Texas Gov. Bill Clements and his challenger, Attorney General Mark White, met here in what was billed as their first debate.

It should have been called the Friday night fight.

Trading insults and swapping charges of incompetence, the two waded past a series of questions, and showed not only that civil discourse is unlikely in this gubernatorial campaign, but that a rhetorical fog will obscure any attempted discussion of serious issues.

Clements called White incompetent and a liar.

White said Clements had bungled the governorship and had allowed his campaign to take "an ugly turn."

With his campaign lagging in the polls, White turned into the aggressor Friday night with a surprisingly sharp attack on Clements in his opening statement in the regionally televised square-off.

Ignoring the camera, the attorney general looked straight at the governor and accused him of "some of the dirtiest tactics I've seen in Texas politics" for dredging up a drunk-driving charge against White 19 years ago when he was in law school.

The story of the arrest, which White acknowledge as true, appeared in a campaign newspaper printed and distributed by the Clements organization.

White used the paper to launch his most effective attack of the campaign.

His eyes riveted on Clements, White called the paper "garbage, and that's where the people of Texas are going to throw it."

From then on it was charge and countercharge, attack and no retreat, and the angry sparring carried over into the post-debate comments.

"There will be no mudslinging in my campaign, governor," White said as the two stood together afterward.

Clements laughed, then snarled that "for nine months, you've been saying the meanest things."

"If you can't stand the heat, Mark, then get out of the kitchen," Clements said as his aides sought to pull him away from his opponent.

The two had discussed the Texas economy, prison overcrowding, water shortages and their records.

Clements fired at White throughout the debate, calling him "an incompetent lawyer" who has lost bing cases for the state and a man who played loose with the facts of his own and the governor's records.

But White's opening statement put Clements on the defensive, and he was pressed into an oblique explanation of why he had allowed the drunk-driving story to be used in his campaign newspaper, The Texas Spectator.

Clements tried to laugh if off by saying, "I enjoy reading it... We did the same thing in 1978."

The governor, urged by advisers to be low-key in this opening debate, sought to discredit his opponent with hard-edged responses, calling most of White's statements "a gross misrepresentation of the facts."

In one exchange over prison crowding and a federal lawsuit against the prison system, Clements said of White, "His imagination is running amok."

At another point, White, noting that 500,000 are out of work in the state, said that Time magazine had written that Texans "have gone from bragging to begging."

Clements responded, "In the primary, one of Mr.
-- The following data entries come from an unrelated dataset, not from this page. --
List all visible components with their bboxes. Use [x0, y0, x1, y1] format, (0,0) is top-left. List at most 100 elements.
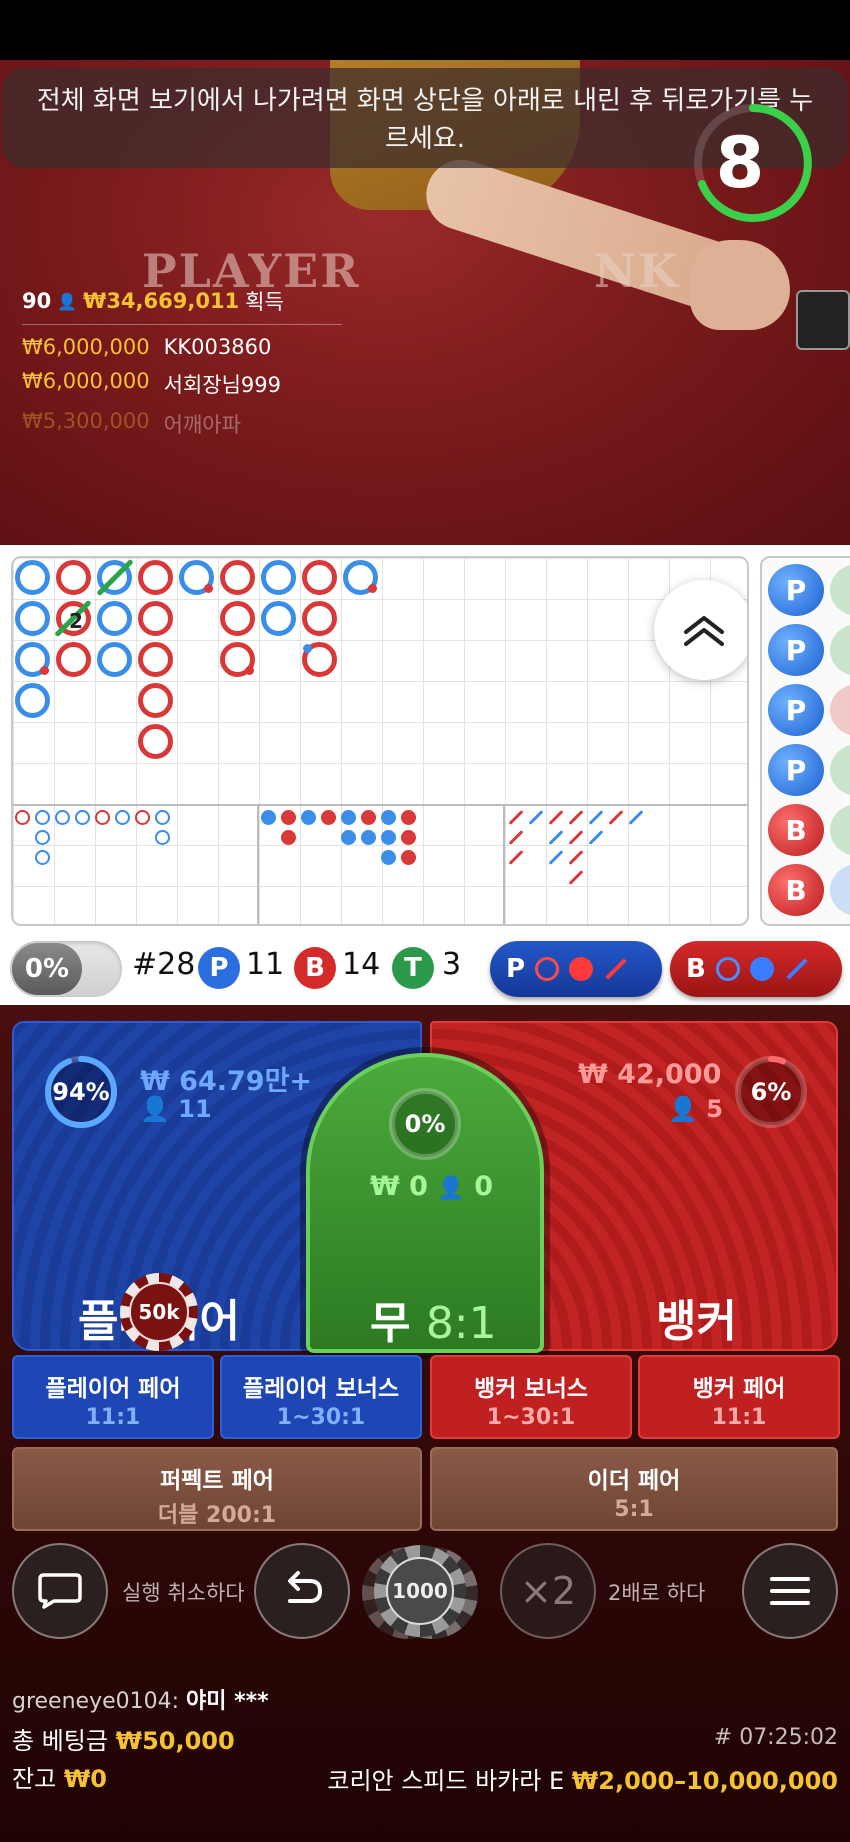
road-banker-mark: [138, 601, 173, 636]
hamburger-menu-icon: [770, 1577, 810, 1605]
side-bet-title: 뱅커 보너스: [474, 1376, 588, 1402]
road-player-mark: [15, 601, 50, 636]
cockroach-red-mark: [508, 810, 524, 825]
side-bet-title: 이더 페어: [587, 1468, 681, 1494]
tie-bet-info: ₩ 0 👤 0: [370, 1171, 493, 1202]
double-chevron-up-icon: [684, 616, 724, 646]
collapse-roadmap-button[interactable]: [654, 580, 747, 680]
bead-road[interactable]: 2: [11, 556, 749, 926]
road-player-mark: [179, 560, 214, 595]
road-player-mark: [261, 601, 296, 636]
chat-line: greeneye0104: 야미 ***: [12, 1683, 269, 1715]
bead-faded: [830, 804, 850, 856]
ask-slash-icon: [605, 958, 627, 980]
ask-dot-icon: [749, 957, 774, 981]
road-banker-mark: [138, 683, 173, 718]
ask-dot-icon: [569, 957, 594, 981]
either-pair-bet[interactable]: 이더 페어 5:1: [430, 1447, 838, 1531]
placed-chip: 50k: [120, 1273, 198, 1351]
betting-area: 94% ₩ 64.79만+ 👤 11 플레이어 50k ₩ 42,000 👤 5: [0, 1005, 850, 1842]
bigeye-blue-mark: [115, 810, 130, 825]
total-bet-label: 총 베팅금: [12, 1727, 108, 1755]
tie-bet-spot[interactable]: 0% ₩ 0 👤 0 무 8:1: [306, 1053, 544, 1353]
bead-plate[interactable]: P P P P B B: [760, 556, 850, 926]
selected-chip-value: 1000: [386, 1557, 454, 1625]
winner-row: ₩6,000,000 서회장님999: [22, 369, 342, 399]
round-number: #28: [132, 947, 196, 982]
chat-button[interactable]: [12, 1543, 108, 1639]
road-banker-mark: [220, 601, 255, 636]
bead-faded: [830, 564, 850, 616]
road-player-mark: [15, 642, 50, 677]
smallroad-blue-mark: [341, 810, 356, 825]
banker-ask-button[interactable]: B: [670, 941, 842, 997]
winners-panel: 90 👤 ₩34,669,011 획득 ₩6,000,000 KK003860 …: [22, 286, 342, 439]
cockroach-blue-mark: [528, 810, 544, 825]
live-video[interactable]: PLAYER NK 전체 화면 보기에서 나가려면 화면 상단을 아래로 내린 …: [0, 0, 850, 545]
bigeye-red-mark: [15, 810, 30, 825]
bead-player: P: [768, 744, 824, 796]
player-pair-bet[interactable]: 플레이어 페어 11:1: [12, 1355, 214, 1439]
tie-bettors-count: 0: [474, 1171, 493, 1202]
smallroad-blue-mark: [381, 850, 396, 865]
table-limits: ₩2,000–10,000,000: [571, 1767, 838, 1795]
total-bet-line: 총 베팅금 ₩50,000: [12, 1721, 235, 1756]
player-ask-letter: P: [506, 954, 526, 984]
side-bet-odds: 1~30:1: [276, 1405, 366, 1430]
player-percent-ring: 94%: [42, 1053, 120, 1131]
road-banker-mark: [302, 601, 337, 636]
player-percent: 94%: [52, 1078, 110, 1106]
percent-toggle[interactable]: 0%: [10, 941, 122, 997]
chip-selector[interactable]: 1000: [362, 1545, 482, 1641]
winner-amount: ₩6,000,000: [22, 335, 150, 359]
side-bet-odds: 11:1: [711, 1405, 767, 1430]
card-shoe: [796, 290, 850, 350]
table-print-banker: NK: [594, 244, 681, 298]
bead-banker: B: [768, 864, 824, 916]
side-bet-title: 플레이어 보너스: [242, 1376, 400, 1402]
winner-amount: ₩6,000,000: [22, 369, 150, 393]
undo-arrow-icon: [288, 1571, 323, 1603]
player-bettors: 👤 11: [140, 1095, 212, 1123]
menu-button[interactable]: [742, 1543, 838, 1639]
person-icon: 👤: [437, 1176, 465, 1201]
double-label: 2배로 하다: [608, 1581, 706, 1605]
banker-pair-bet[interactable]: 뱅커 페어 11:1: [638, 1355, 840, 1439]
undo-button[interactable]: [254, 1543, 350, 1639]
road-tie-count: 2: [69, 609, 83, 633]
tie-percent: 0%: [404, 1110, 446, 1138]
banker-bonus-bet[interactable]: 뱅커 보너스 1~30:1: [430, 1355, 632, 1439]
perfect-pair-bet[interactable]: 퍼펙트 페어 더블 200:1: [12, 1447, 422, 1531]
balance-value: ₩0: [63, 1765, 107, 1793]
balance-line: 잔고 ₩0: [12, 1759, 107, 1794]
road-player-mark: [97, 642, 132, 677]
cockroach-blue-mark: [628, 810, 644, 825]
double-button[interactable]: ×2: [500, 1543, 596, 1639]
tie-label-wrap: 무 8:1: [370, 1287, 497, 1351]
tie-count-icon: T: [392, 947, 434, 989]
side-bet-odds: 1~30:1: [486, 1405, 576, 1430]
bead-player: P: [768, 624, 824, 676]
cockroach-red-mark: [508, 850, 524, 865]
banker-percent-ring: 6%: [732, 1053, 810, 1131]
winners-total: ₩34,669,011: [83, 289, 240, 313]
winners-header: 90 👤 ₩34,669,011 획득: [22, 286, 342, 325]
percent-toggle-label: 0%: [12, 943, 82, 995]
road-banker-mark: [56, 642, 91, 677]
player-ask-button[interactable]: P: [490, 941, 662, 997]
player-bonus-bet[interactable]: 플레이어 보너스 1~30:1: [220, 1355, 422, 1439]
road-banker-mark: [302, 642, 337, 677]
bead-player: P: [768, 564, 824, 616]
cockroach-red-mark: [568, 830, 584, 845]
smallroad-red-mark: [321, 810, 336, 825]
stats-bar: 0% #28 P 11 B 14 T 3 P B: [0, 935, 850, 1005]
double-icon: ×2: [519, 1569, 577, 1613]
banker-count-icon: B: [294, 947, 336, 989]
smallroad-blue-mark: [261, 810, 276, 825]
tie-count: 3: [442, 947, 462, 982]
person-icon: 👤: [140, 1095, 170, 1123]
smallroad-blue-mark: [381, 810, 396, 825]
smallroad-blue-mark: [301, 810, 316, 825]
road-divider: [503, 804, 505, 924]
dealer-hand: [690, 240, 790, 330]
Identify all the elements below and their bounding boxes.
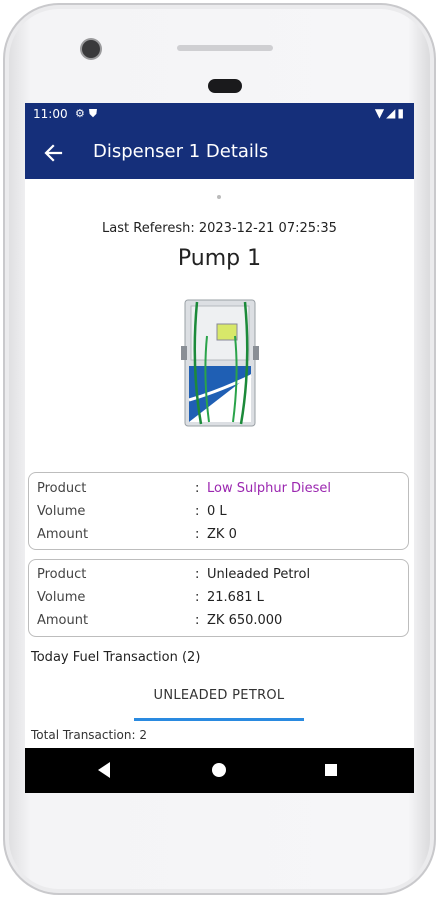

White's opponents referred to him as Mr. Pinocchio of Texas politics. Undoubtedly his nose is growing longer here tonight."

Asked about his reputation as an abrasive, sometimes arrogant politician, Clements said that his wife, Rita, "doesn't think so.... But I can't stand incompetence... in a high-level office in this state."

In October, Clements and White will meet for a debate televised statewide. To judge from this performance, it may have to be billed as the "Not-Ready-for-Prime-Time Candidates."